Given these years, perhaps, it’s easy to imagine that these breakthroughs and affirmations emerge only from the romance shared by Ira and Georgia. These are all essentially love songs, but each one fleshes out its clichés with what seems to be a hard-won and deeply felt sense of faith. I’m most amazed, though, by the generosity with which this tenderness is extended to the listener; these songs each pull the old soul trick of blurring lover and listener, and in this, they greatly widen their circle of wonder and warmth. On “Cornelia and Jane,” the best of the bunch, Georgia sings to a troubled, unreachable child, but the refrain, with its breathy rise up the scale, seems to shed its care on the listener, too: “How can we care for you?/ How can we hold on to you?” It’s a sad and wonderful and utterly devastating moment.
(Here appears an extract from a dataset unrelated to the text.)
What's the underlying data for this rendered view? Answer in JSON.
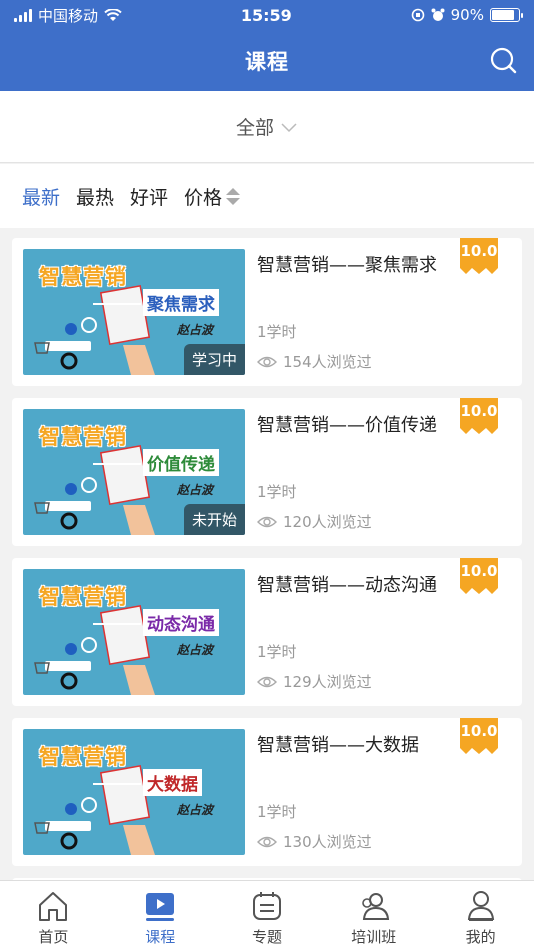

In the next song, a hushed little ode to rainy-day apathy, Ira asks, “What are you going to do?” and then, in the next, with its jaunty strum, he wonders, “Maybe that’s okay, if we’re not so strong.” Here, with these humdrum hymns, the rushed listener might think that the album bottoms out, falling into a low, depressive register, but each of these questions is offered up earnestly, with genuine interest and regard. Together, they perform a kind of musical therapy, demonstrating exactly what it means to care and what it means to be cared for. And then the last track, “Before We Run,” with its magisterial orchestral arrangement — proud horns and eager strings — returns to affirm it all. There’s a power in this music to carry the listener “beyond mistrust” to a place where people say what they mean and keep their promises. And there’s a power in this band to persist, still, nearly 30 years later, and probably to persist too in our ears long after they fade for good.